Według św. Tomasza za istnieniem Boga przemawia pięć argumentów, nazywanych drogami (łac. via – droga):
1. jeśli istnieje ruch, to istnieje Pierwszy Poruszyciel (łac. ex motu)
2. jeśli każda rzecz ma swą przyczynę, istnieje Pierwsza Przyczyna Sprawcza (łac. ex ratione causae efficientis)
3. jeśli byty przygodne nie istnieją w sposób konieczny (pojawiają się na świecie i przemijają), musi istnieć Byt Konieczny (łac. ex possibili et necessario)
4. jeśli rzeczy wykazują różną doskonałość, to istnieje Byt Najdoskonalszy (łac. ex gradibus perfectionis)
5. jeśli celowe działanie jest oznaką rozumności, to ład i porządek w działaniu bytów nieożywionych lub pozbawionych poznania świadczą o istnieniu Boga, kierującego światem nieożywionym (łac. ex gubernatione rerum)”
Flannery O’Connor (1925-1964), popularna amerykańska pisarka, która codziennie przed snem czytała fragment „Sumy teologii”, zwykła mówić, że wielkim problemem współczesności jest to, że myśl św. Tomasza z Akwinu przychodzi do nas „w złym opakowaniu”.

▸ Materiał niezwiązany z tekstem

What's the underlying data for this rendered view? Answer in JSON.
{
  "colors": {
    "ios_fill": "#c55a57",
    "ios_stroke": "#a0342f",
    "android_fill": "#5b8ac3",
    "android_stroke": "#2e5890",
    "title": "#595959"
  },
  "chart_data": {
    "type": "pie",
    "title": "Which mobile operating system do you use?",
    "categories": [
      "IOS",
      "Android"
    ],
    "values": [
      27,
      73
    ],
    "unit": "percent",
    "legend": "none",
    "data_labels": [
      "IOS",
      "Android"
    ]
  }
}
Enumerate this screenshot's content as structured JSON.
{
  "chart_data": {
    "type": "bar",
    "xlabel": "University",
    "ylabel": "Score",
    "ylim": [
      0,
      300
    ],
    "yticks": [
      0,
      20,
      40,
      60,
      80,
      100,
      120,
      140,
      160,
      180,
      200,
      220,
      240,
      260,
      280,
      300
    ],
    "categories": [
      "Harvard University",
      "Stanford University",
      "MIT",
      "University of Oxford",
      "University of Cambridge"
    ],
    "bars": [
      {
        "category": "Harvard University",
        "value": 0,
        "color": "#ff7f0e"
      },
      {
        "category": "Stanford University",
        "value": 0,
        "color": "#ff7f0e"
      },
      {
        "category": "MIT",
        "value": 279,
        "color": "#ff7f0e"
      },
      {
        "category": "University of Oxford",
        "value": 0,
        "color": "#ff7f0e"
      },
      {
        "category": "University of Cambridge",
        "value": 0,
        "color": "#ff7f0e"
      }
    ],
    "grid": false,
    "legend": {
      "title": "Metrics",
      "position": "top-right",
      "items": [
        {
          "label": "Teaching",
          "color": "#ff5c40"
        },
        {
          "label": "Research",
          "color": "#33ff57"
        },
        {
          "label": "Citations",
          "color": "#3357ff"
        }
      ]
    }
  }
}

Zapewne nie jest to winą Akwinaty, który od wieków uchodził za wzór otwartości i odwagi myślenia, ale „łatki”, jaką dawniej i dziś próbuje mu się przyszywać, jako zdezaktualizowanemu filozofowi, którego najlepiej się wstydzić, bo przecież żył w rzekomo ciemnym średniowieczu. Dlatego z pewnością dla wielu może zabrzmieć to zaskakująco, ale jak wylicza prof. Enrique Alarcon, najczęściej cytowanym współcześnie myślicielem w tekstach filozoficznych publikowanych w prestiżowych czasopismach na świecie jest… nie Hegel, ani np. Heidegger, ale św. Tomasz z Akwinu i szeroko rozumiana tradycja arystotelesowsko-tomistyczna (to dane na podstawie bazy The Philosopher).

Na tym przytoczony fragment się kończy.